Los cien mil soldados pónticos que se habían puesto en marcha con Eumaco y Marco Mario desde Zela en primavera tenían la orden prioritaria de infiltrarse en la provincia de Asia; pero seguir un itinerario casi rectilíneo desde Ponto hasta Frigia significaba cruzar Galacia, y Mitrídates no estaba muy seguro de Galacia, pues la gobernaba una nueva generación de caudillos que habían sustituido a los que él había mandado asesinar casi treinta años atrás. No tenía más remedio que enfrentarse a aquella nueva cosecha de galos, pero a su debido tiempo. Mitrídates había reservado sus mejores tropas para sus propias divisiones, y los soldados que llevaban Eumaco y Marco Mario no estaban lo bastante curtidos. Una campaña a lo largo del Meandro contra poblaciones desorganizadas de griegos asiáticos serviría para entrenar a esas tropas y darles confianza.

Como resultado de este razonamiento, el rey del Ponto mantuvo a su lado al ejército de Eumaco y Marco Mario en su avance hacia Paflagonia. Se las prometía muy felices en su enfrentamiento con Roma, por hallarse tan bien provisto: sus graneros contenían dos millones de medimni de trigo y con un medimnus se hacían dos panes diarios de una libra durante treinta días; por consiguiente, tenía trigo de sobra para alimentar a su pueblo y a los ejércitos durante varios años. Y, en consecuencia, no le importaba gran cosa marchar hacia Paflagonia con cien mil hombres más. A él no le preocupaban los detalles logísticos del transporte de aquellas enormes cantidades de trigo y provisiones; eso lo hacían sus subordinados y era de suponer que ordenarían debidamente el aprovisionamiento.
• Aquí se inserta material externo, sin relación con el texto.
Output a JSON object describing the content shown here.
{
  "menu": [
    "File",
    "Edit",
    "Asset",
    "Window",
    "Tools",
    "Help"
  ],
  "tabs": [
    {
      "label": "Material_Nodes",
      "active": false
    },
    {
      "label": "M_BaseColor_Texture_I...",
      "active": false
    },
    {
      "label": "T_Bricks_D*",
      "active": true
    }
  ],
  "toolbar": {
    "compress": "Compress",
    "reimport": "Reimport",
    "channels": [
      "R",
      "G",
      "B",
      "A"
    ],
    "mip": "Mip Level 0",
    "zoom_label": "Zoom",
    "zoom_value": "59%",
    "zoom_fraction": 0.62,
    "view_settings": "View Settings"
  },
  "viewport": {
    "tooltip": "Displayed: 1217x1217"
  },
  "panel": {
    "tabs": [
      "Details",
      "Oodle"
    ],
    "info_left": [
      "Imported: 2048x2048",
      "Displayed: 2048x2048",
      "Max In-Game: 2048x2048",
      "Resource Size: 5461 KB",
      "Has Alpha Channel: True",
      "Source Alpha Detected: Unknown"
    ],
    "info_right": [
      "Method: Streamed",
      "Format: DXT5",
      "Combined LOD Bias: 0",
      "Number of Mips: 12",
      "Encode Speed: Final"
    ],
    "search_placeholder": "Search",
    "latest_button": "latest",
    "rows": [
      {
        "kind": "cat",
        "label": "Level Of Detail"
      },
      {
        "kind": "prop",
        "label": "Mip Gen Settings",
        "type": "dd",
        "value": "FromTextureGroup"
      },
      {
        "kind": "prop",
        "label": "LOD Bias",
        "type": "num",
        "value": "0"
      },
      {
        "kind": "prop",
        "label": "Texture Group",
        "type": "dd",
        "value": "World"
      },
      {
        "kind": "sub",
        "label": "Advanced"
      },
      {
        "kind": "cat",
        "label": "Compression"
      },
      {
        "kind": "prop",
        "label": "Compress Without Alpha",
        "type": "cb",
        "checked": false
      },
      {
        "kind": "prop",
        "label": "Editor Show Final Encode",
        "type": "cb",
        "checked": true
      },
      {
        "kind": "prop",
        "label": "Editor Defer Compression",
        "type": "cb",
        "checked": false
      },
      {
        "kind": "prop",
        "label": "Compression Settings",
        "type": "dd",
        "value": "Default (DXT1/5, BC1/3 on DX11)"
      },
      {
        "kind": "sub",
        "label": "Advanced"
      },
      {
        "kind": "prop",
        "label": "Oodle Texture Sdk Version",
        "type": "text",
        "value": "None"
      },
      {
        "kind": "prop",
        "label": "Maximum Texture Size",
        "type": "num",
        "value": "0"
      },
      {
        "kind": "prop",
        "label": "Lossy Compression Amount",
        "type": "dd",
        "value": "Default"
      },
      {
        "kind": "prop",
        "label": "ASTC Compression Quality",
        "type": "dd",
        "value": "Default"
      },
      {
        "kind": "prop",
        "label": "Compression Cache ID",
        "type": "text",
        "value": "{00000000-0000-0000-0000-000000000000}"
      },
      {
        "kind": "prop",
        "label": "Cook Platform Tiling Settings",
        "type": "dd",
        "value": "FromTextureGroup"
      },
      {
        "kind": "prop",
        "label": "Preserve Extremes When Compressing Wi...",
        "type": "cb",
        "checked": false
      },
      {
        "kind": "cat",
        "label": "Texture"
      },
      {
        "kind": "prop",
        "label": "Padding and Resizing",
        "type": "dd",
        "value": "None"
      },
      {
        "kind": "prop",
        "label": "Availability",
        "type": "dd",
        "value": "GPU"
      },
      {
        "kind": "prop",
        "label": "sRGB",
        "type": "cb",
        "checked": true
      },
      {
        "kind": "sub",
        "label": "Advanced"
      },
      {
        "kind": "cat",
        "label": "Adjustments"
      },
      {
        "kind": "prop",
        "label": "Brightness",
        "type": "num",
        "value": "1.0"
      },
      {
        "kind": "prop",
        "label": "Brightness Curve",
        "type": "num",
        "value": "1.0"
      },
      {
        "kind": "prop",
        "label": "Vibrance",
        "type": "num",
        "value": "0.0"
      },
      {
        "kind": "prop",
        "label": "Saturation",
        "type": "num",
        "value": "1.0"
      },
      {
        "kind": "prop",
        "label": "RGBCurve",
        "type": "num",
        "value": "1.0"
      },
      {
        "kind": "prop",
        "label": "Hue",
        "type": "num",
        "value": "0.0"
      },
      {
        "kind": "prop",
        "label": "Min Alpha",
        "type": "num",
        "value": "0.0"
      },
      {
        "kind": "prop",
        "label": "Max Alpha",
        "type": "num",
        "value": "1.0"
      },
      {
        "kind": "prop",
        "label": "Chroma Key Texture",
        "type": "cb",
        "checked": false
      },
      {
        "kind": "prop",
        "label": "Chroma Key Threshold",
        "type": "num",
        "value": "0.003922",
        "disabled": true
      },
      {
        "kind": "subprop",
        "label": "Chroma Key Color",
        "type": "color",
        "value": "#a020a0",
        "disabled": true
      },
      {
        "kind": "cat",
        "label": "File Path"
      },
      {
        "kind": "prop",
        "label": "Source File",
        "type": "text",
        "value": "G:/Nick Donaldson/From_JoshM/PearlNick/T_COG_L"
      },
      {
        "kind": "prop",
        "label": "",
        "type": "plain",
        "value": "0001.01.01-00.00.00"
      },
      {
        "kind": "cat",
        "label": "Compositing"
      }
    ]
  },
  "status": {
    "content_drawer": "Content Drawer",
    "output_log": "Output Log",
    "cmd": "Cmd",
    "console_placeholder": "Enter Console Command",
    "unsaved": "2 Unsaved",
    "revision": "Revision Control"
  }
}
En realidad, los subordinados no tenían experiencia ni imaginación para llevar a cabo las funciones que con toda naturalidad desempeñaba un praefectus fabrum romano, aunque ningún general romano habría soñado con desplazar en largas distancias un ejército superior a diez legiones.

Y así, cuando Eumaco y Marco Mario separaron a sus cien mil hombres de los trescientos mil del rey Mitrídates, las provisiones comenzaron a escasear de tal modo que el rey se vio obligado a enviar a retaguardia largas filas serpenteantes de hombres hasta los lentos carros de bueyes para que cargasen sobre sus espaldas la comida para alimentar a la tropa. Lo que, a su vez, significaba que un porcentaje de la misma estaba siempre exhausta por tener que servir de porteadores. Le anunciaron que la flota llevaría provisiones a Heraclea y allí todo se arreglaría.

Pero Heraclea fue parco consuelo para Eumaco y Marco Mario, pues tuvieron que separarse del grueso de las tropas para dirigirse con las suyas tierra adentro por el curso del Billaeus, cruzar una sierra y salir al valle del Sangario. En aquella fértil región de Bitinia comieron bien a expensas de los labradores, pero no tardaron en internarse en tierras más altas y boscosas en las que sólo había vallecillos y parcelas cultivables.

Por eso, lo que hizo que Eumaco y Marco Mario dividieran sus fuerzas fue la imposibilidad de alimentar a cien mil hombres.

—No te hará falta todo el ejército para dar cuenta de un puñado de griegos asiáticos —dijo Marco Mario a Eumaco— y menos aún la caballería. Yo me quedo en el río Tembris con parte de la infantería y toda la caballería. Cultivaremos y haremos provisiones y aguardaremos tus noticias. Tendrás que regresar en invierno, trayendo a la mitad de la población de la provincia de Asia como porteadores de las provisiones. Las tierras de los tolistobogios gálatas no están muy lejos del curso alto del Tembris; en primavera caemos sobre ellos y los aniquilamos y con ello tendremos comida hasta el año siguiente.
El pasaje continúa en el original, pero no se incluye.